The radius of the bevelling of the knife in the area of the choil and the ricasso is one of the very interesting elements from the aesthetic point of view of a knife and that distinguish the maker.
The ability to control the curve that makes up the start of the bisellatura over aesthetically characterize the knife is also a sign that distinguishes the maker.
It is one of the technical choices of the maker as well as aesthetic and being able to make a perfect symmetry with the same bevel radius is an indication of the ability and quality of the maker.
Often these are details that a knife user notices little but not knife collectors.
Regardless of the height of the bevel there are narrower and wider spokes, passing or emphasizing the strength of the blade and this is a feature to check to give both a personal imprint but also a quality to the knife.
Clearly the passing one can be done when the bevel is full height, it is flat and not concave knife grinding unless you have a very small knife or with a double grinding per side that can be performed with the wheel or even clearly flat.
Consider that the radius and its extension change the load-bearing section along the length of the blade.
Here are the three most common forms of radius:
The wider radius is widely used with even very important variations.
On some models and types of knife I like a lot in others less but I think the radius should always be in harmony with the other curves of the knife.
The narrow radius is what I personally prefer but it is a personal judgment clearly should be used based on the type of knife you are making or the type of reproduction you are making if you want to make a faithful copy.
There is no radius but only the trend that can be straight especially when using jigs or when the bisellation is done with the file or with a slight curve but is totally passing.
Used mainly on Full Flat bevellings.
This method creates a structure of the back of the knife with a very important section along the entire length of the blade.

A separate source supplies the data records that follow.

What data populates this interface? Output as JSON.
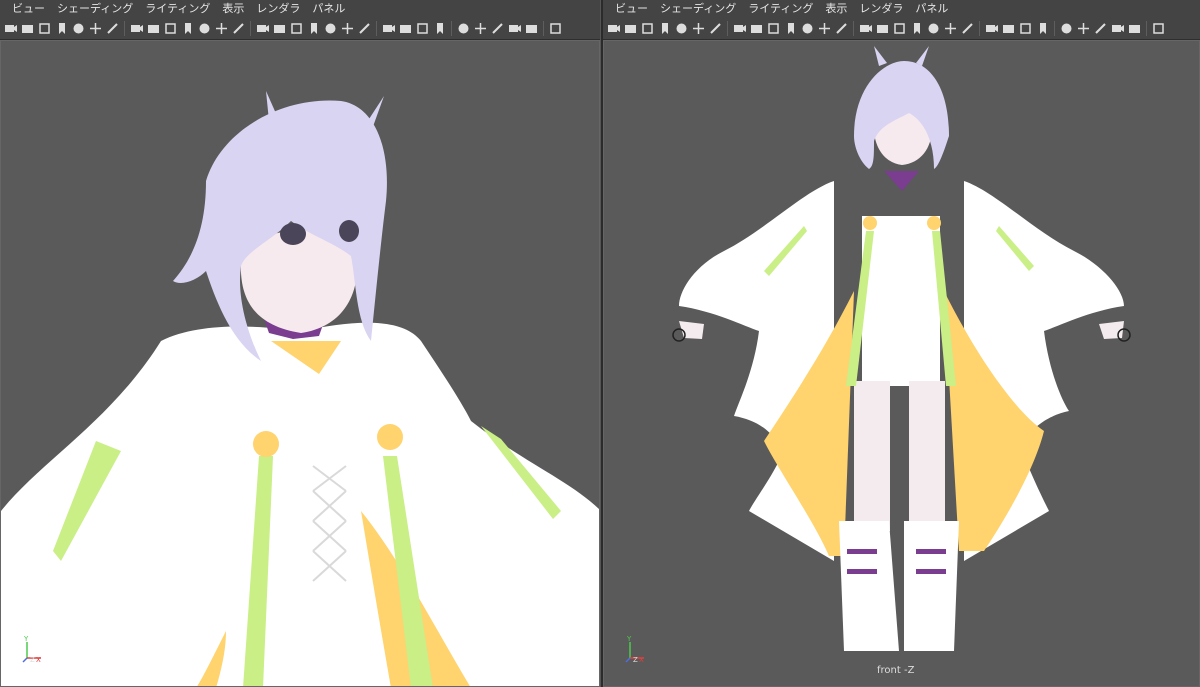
{
  "menus": [
    "ビュー",
    "シェーディング",
    "ライティング",
    "表示",
    "レンダラ",
    "パネル"
  ],
  "left_viewport": {
    "axis": {
      "y": "Y",
      "z": "Z",
      "x": "X"
    }
  },
  "right_viewport": {
    "axis": {
      "y": "Y",
      "z": "Z",
      "x": "X"
    },
    "camera_label": "front -Z"
  },
  "colors": {
    "hair": "#d8d4f2",
    "coat": "#ffffff",
    "lining": "#ffd36e",
    "ribbon": "#c9ef86",
    "collar": "#7a3d8f",
    "background": "#5a5a5a"
  },
  "toolbar_icons": [
    "camera-icon",
    "camera-lock-icon",
    "camera-attr-icon",
    "bookmark-icon",
    "image-plane-icon",
    "2d-pan-icon",
    "grease-pencil-icon",
    "grid-icon",
    "film-gate-icon",
    "resolution-gate-icon",
    "gate-mask-icon",
    "field-chart-icon",
    "safe-action-icon",
    "safe-title-icon",
    "wireframe-icon",
    "smooth-shade-icon",
    "default-material-icon",
    "shaded-wireframe-icon",
    "textured-icon",
    "lights-icon",
    "shadows-icon",
    "ssao-icon",
    "motion-blur-icon",
    "anti-alias-icon",
    "depth-of-field-icon",
    "isolate-icon",
    "xray-icon",
    "xray-active-icon",
    "xray-joints-icon",
    "backface-icon",
    "resolution-icon"
  ]
}
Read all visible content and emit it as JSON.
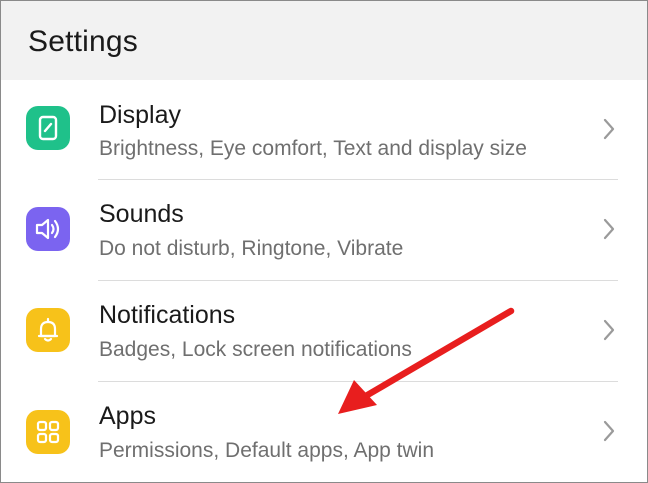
{
  "header": {
    "title": "Settings"
  },
  "items": [
    {
      "label": "Display",
      "subtitle": "Brightness, Eye comfort, Text and display size",
      "icon": "display-icon",
      "color": "#1fc18a"
    },
    {
      "label": "Sounds",
      "subtitle": "Do not disturb, Ringtone, Vibrate",
      "icon": "speaker-icon",
      "color": "#7b64f0"
    },
    {
      "label": "Notifications",
      "subtitle": "Badges, Lock screen notifications",
      "icon": "bell-icon",
      "color": "#f7c21a"
    },
    {
      "label": "Apps",
      "subtitle": "Permissions, Default apps, App twin",
      "icon": "apps-grid-icon",
      "color": "#f7c21a"
    }
  ],
  "annotation": {
    "type": "red-arrow",
    "color": "#e81e1e",
    "points_to": "Apps"
  }
}
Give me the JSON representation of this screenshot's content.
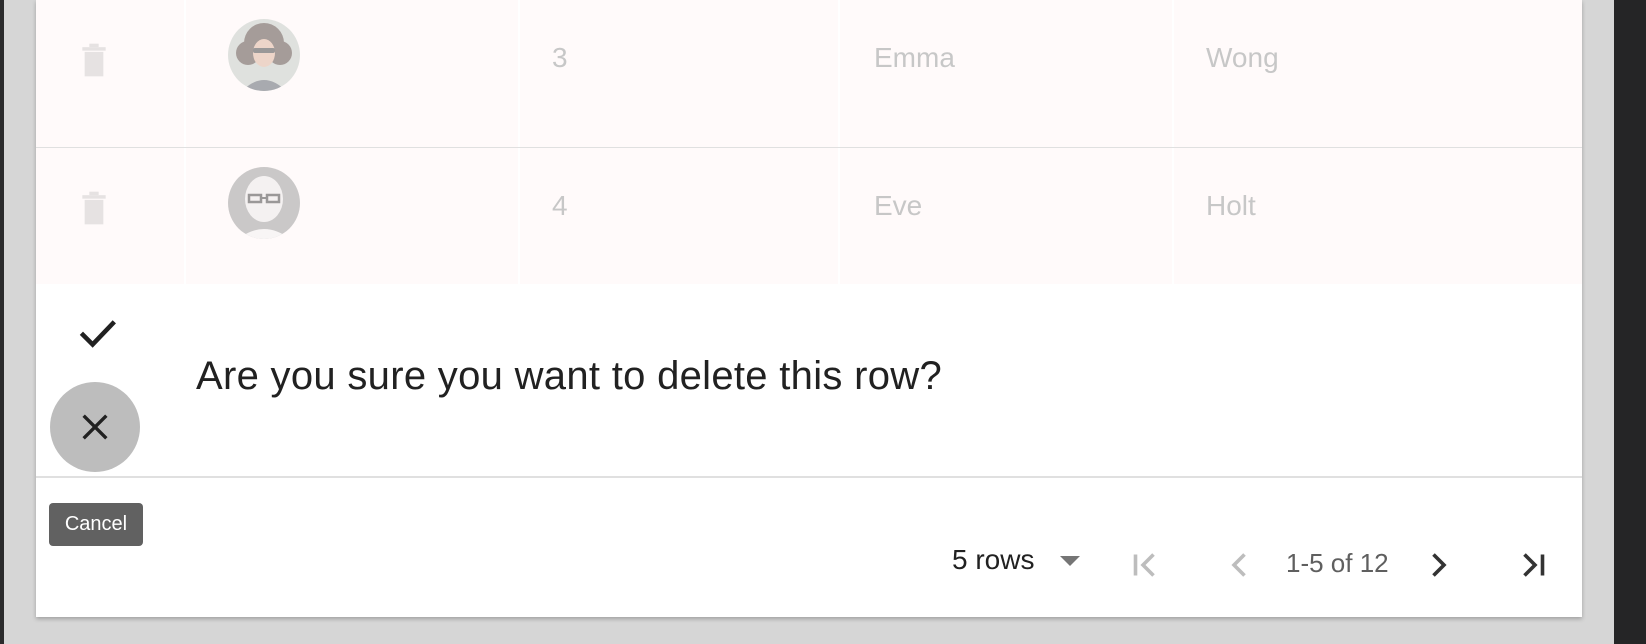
{
  "table": {
    "rows": [
      {
        "id": "3",
        "first_name": "Emma",
        "last_name": "Wong",
        "avatar": "curly-hair-woman-avatar"
      },
      {
        "id": "4",
        "first_name": "Eve",
        "last_name": "Holt",
        "avatar": "bald-man-glasses-avatar"
      }
    ],
    "delete_icon": "trash-icon"
  },
  "confirm": {
    "message": "Are you sure you want to delete this row?",
    "confirm_icon": "check-icon",
    "cancel_icon": "close-icon",
    "tooltip": "Cancel"
  },
  "pagination": {
    "rows_per_page": "5 rows",
    "range": "1-5 of 12",
    "icons": [
      "first-page-icon",
      "previous-page-icon",
      "next-page-icon",
      "last-page-icon"
    ]
  },
  "colors": {
    "row_background": "#fffafa",
    "cancel_button": "#bdbdbd",
    "tooltip": "#616161"
  }
}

For many makers this is the correct solution for survival knives, bushcraft knives, etc. or in any case where a very stressful use is required for the blade, where the knife must not only cut, but is mistreated with batoning techniques, twists, levers, etc.
Batoning (baton: stick) is a technique for cutting or separating wood using a stick or hammer to hit the back of the blade …
For me this curve is very important from an aesthetic point of view, but we must never underestimate the destination of the knife because the function is also given by the type of bevel but be able to give if you need an important blade section where it is required.
Clearly it is a personal and aesthetic choice but it is an element that clearly stands out on the blade and also denotes the technical ability of the maker.
Controlling the curve by doing symmetry is not something simple but it is one of the elements of the knife that provides a high-level aesthetic sense when it is done well, with harmony and cleaning of the processing.
Depending on the type of knife it is typical to use narrow or wider beams, so it is important to learn how to control this element during bisellation.
Some makers make a radius almost to 0 creating a broken one without giving continuity to the curve but these are aesthetic choices or in some cases techniques of the construction of the knife.